Sir Ernest Mason Satow (* 30. Juni 1843 in Clapton (North London); † 26. August 1929 in Ottery St Mary bei Exeter, Devon) stellte als britischer Diplomat und Wissenschaftler die Beziehungen zwischen Großbritannien und dem entstehenden modernen Japan her. Er war Knight Grand Cross des Order of St. Michael and St. George und Mitglied des Privy Council (geheimer Staatsrat).

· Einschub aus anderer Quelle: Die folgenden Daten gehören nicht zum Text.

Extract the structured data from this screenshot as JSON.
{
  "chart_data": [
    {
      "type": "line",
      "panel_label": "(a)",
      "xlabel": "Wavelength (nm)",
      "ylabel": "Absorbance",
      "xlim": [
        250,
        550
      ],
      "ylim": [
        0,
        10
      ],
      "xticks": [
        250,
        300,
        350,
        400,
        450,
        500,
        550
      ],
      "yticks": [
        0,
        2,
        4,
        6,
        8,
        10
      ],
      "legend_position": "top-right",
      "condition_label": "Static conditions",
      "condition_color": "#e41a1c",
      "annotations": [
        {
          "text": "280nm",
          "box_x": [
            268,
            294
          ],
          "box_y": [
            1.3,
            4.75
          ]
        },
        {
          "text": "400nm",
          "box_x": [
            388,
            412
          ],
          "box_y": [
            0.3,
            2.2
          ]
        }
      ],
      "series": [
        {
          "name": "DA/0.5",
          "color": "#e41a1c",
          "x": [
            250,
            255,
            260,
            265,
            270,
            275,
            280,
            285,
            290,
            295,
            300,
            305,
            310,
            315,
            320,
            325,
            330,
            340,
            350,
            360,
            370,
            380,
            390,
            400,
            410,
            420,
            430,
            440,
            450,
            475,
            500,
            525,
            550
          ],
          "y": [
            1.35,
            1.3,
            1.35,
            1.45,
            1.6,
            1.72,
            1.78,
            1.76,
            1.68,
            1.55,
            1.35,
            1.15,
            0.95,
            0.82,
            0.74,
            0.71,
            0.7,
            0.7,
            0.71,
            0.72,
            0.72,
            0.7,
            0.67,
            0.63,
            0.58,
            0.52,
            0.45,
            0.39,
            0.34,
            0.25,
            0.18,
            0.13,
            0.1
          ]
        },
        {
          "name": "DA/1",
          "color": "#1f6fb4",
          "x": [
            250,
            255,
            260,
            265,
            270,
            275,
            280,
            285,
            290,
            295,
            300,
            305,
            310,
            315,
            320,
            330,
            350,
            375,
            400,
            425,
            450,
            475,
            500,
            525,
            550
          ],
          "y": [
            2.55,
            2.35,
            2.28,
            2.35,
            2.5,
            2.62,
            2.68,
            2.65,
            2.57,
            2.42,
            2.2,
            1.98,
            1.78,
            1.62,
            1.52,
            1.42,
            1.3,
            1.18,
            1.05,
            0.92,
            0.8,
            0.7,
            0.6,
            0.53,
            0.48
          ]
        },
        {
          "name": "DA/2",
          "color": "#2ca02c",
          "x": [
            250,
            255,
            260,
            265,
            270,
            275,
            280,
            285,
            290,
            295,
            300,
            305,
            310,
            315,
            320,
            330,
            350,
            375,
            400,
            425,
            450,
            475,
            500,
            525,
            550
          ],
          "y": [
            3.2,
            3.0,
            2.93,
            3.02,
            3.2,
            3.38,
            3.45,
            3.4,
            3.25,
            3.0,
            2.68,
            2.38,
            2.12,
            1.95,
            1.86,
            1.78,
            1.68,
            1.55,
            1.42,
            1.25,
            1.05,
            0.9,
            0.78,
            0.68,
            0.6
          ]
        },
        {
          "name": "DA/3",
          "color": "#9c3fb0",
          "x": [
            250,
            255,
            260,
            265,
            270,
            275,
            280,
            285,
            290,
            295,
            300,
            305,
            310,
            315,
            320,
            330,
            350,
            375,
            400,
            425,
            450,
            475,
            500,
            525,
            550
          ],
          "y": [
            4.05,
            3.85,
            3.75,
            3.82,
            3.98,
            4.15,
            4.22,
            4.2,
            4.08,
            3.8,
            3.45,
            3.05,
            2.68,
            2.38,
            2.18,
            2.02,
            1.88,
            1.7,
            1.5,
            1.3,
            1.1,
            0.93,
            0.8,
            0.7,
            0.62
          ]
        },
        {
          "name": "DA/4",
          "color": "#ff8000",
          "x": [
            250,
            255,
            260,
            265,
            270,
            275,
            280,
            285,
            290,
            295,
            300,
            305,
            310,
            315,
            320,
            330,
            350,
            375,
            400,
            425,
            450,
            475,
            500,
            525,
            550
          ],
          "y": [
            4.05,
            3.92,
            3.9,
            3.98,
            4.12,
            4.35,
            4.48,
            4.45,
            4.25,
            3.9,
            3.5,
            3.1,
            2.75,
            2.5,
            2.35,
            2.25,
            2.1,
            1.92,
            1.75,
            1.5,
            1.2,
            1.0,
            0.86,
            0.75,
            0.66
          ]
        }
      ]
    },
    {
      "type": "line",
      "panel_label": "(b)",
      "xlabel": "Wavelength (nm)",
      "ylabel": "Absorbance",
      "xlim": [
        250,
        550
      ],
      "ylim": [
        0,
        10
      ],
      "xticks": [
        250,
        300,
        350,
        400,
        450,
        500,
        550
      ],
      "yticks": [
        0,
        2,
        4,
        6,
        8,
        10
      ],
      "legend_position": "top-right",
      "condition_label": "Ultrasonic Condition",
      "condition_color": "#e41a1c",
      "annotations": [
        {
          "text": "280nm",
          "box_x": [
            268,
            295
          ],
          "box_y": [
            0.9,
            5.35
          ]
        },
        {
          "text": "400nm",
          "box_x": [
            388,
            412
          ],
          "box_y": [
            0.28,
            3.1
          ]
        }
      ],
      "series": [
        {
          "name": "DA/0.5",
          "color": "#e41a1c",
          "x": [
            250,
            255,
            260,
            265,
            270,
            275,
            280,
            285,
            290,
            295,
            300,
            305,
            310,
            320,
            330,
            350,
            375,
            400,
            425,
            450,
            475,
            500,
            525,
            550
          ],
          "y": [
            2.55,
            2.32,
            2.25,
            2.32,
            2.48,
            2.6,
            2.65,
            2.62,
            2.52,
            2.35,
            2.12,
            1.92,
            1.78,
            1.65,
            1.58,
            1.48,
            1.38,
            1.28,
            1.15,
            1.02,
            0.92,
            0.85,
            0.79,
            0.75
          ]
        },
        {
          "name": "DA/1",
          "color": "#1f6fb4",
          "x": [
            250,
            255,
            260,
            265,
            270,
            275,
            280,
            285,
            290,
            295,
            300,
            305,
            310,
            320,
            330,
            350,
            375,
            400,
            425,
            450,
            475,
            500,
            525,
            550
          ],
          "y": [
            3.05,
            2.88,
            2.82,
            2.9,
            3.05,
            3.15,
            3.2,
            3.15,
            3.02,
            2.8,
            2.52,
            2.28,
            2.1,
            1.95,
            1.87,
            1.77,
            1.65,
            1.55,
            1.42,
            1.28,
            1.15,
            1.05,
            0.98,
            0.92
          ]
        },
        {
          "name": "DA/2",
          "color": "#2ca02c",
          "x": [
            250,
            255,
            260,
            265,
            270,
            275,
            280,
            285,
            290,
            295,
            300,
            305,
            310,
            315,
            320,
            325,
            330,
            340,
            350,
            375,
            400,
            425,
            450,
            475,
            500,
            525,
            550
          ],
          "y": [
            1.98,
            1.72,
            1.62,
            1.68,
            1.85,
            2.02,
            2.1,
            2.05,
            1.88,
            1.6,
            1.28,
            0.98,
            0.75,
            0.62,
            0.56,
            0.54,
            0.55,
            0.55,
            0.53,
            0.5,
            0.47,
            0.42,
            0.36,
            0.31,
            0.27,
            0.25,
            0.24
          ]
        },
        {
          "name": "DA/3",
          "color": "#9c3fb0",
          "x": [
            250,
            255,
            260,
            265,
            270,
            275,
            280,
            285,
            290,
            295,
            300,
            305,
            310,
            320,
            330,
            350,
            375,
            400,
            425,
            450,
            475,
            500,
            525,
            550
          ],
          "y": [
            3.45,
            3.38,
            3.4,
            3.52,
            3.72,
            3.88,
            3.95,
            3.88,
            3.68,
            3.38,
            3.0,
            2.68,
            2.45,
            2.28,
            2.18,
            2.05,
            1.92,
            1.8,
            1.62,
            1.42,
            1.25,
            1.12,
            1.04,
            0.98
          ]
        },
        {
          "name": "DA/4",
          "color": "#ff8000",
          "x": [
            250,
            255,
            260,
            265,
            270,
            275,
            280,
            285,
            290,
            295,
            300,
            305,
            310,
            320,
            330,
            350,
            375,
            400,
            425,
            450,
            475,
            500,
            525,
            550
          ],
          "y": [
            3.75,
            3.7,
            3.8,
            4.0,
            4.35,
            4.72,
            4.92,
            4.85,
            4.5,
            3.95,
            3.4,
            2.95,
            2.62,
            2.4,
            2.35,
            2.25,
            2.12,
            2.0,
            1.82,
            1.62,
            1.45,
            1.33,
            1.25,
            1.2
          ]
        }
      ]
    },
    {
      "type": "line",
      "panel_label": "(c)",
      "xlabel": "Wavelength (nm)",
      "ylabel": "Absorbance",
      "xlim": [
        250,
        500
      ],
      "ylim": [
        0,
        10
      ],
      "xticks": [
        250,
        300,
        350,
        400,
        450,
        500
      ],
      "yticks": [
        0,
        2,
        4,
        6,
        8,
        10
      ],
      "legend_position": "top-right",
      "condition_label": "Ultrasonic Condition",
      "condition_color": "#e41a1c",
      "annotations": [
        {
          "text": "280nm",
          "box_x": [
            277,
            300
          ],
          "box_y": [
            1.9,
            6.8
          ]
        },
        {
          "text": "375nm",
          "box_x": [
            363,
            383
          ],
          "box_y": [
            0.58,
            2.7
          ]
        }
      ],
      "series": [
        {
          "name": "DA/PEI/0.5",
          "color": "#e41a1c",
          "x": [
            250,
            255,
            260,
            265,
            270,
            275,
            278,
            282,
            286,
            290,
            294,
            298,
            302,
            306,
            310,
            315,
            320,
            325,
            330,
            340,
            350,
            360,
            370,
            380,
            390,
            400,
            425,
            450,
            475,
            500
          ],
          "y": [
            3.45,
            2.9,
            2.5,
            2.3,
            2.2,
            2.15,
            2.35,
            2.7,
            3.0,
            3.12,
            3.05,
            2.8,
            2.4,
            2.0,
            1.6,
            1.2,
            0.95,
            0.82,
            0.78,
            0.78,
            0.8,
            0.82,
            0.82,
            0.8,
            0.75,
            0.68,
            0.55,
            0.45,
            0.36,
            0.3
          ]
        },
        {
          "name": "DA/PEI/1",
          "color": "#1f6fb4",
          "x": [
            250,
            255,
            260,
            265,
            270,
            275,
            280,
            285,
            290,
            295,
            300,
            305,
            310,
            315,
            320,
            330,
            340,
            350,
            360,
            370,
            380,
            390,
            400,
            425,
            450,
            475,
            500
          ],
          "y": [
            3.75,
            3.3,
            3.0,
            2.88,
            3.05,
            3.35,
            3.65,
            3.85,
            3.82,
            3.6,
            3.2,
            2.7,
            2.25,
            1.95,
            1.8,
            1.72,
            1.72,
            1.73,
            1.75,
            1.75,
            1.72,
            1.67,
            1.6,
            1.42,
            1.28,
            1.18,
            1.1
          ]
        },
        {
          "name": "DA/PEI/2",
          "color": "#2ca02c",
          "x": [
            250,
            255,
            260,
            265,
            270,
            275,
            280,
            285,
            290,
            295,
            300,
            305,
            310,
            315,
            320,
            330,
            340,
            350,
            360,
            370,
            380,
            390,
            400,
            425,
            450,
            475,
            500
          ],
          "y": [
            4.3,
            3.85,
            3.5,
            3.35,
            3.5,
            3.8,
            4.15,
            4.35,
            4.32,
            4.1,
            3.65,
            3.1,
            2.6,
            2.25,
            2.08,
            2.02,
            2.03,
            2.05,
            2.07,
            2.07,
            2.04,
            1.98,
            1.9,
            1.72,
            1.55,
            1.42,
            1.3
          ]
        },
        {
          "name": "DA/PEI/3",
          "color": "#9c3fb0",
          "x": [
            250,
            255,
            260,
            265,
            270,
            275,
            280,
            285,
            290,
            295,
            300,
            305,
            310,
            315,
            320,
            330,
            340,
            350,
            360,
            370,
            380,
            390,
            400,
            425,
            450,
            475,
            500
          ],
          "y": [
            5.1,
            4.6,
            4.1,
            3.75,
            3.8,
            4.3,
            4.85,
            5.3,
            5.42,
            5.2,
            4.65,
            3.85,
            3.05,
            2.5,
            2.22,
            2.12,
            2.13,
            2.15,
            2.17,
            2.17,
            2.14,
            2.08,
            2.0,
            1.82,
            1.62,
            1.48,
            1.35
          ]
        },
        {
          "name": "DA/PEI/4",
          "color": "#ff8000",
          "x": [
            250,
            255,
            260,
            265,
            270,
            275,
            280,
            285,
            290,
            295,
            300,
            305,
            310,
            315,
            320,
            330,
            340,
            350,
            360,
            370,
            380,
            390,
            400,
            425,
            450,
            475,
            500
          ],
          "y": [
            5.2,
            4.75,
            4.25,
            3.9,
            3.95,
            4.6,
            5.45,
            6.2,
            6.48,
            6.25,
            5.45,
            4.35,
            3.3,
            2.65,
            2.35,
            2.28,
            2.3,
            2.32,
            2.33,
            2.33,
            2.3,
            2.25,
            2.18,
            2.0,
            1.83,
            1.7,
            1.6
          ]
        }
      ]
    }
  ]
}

Satow war der Sohn eines deutschstämmigen Vaters (Hans David Christoph Satow, geb. in Wismar, ab 1846 britischer Staatsbürger) und einer englischen Mutter (Margaret Satow, geb. Mason). Seine Ausbildung absolvierte er an der Mill Hill School und am University College London. Besonders bekannt ist er durch sein Buch A Diplomat in Japan, in dem er die Jahre 1862 bis 1869 beschreibt, als Japan den Übergang vom Tokugawa-Shōgunat zur Wiederherstellung der kaiserlichen Gewalt (Meiji-Restauration) vollzog.
Der 19-Jährige war kaum eine Woche als Dolmetscher in Japan tätig, als am 14. September 1862 der britische Kaufmann Charles Lennox Richardson auf der Straße zwischen Tōkyō und Kyōto getötet wurde, weil er angesichts des vorbeiziehenden Daimyō von Satsuma, Shimazu Hisamitsu, im Sattel seines Pferdes sitzen geblieben war (Namamugi-Zwischenfall). Satow befand sich an Bord eines der britischen Schiffe, die 1863 Kagoshima beschossen, um Hisamitsu für die Ermordung Richardsons und seine Weigerung, die geforderte Entschädigungszahlung zu leisten, zu bestrafen. Unmittelbar zuvor traf er zum ersten Mal mit Itō Hirobumi und Inoue Kaoru aus Chōshū zusammen. Auch zu zahlreichen anderen einflussreichen Persönlichkeiten in Japan, darunter Saigō Takamori aus Satsuma, unterhielt er Beziehungen. 1864 gehörte Satow der verbündeten Streitmacht aus Großbritannien, Frankreich, den Niederlanden und den Vereinigten Staaten an, welche durch einen Angriff auf Shimonoseki das Durchfahrtsrecht für ausländische Schiffe durch die Kammon-Straße zwischen Honshū und Kyūshū erzwang. Des Weiteren bereiste er zusammen mit A. B. Mitford und dem Zeichner und Illustrator Charles Wirgman das japanische Hinterland.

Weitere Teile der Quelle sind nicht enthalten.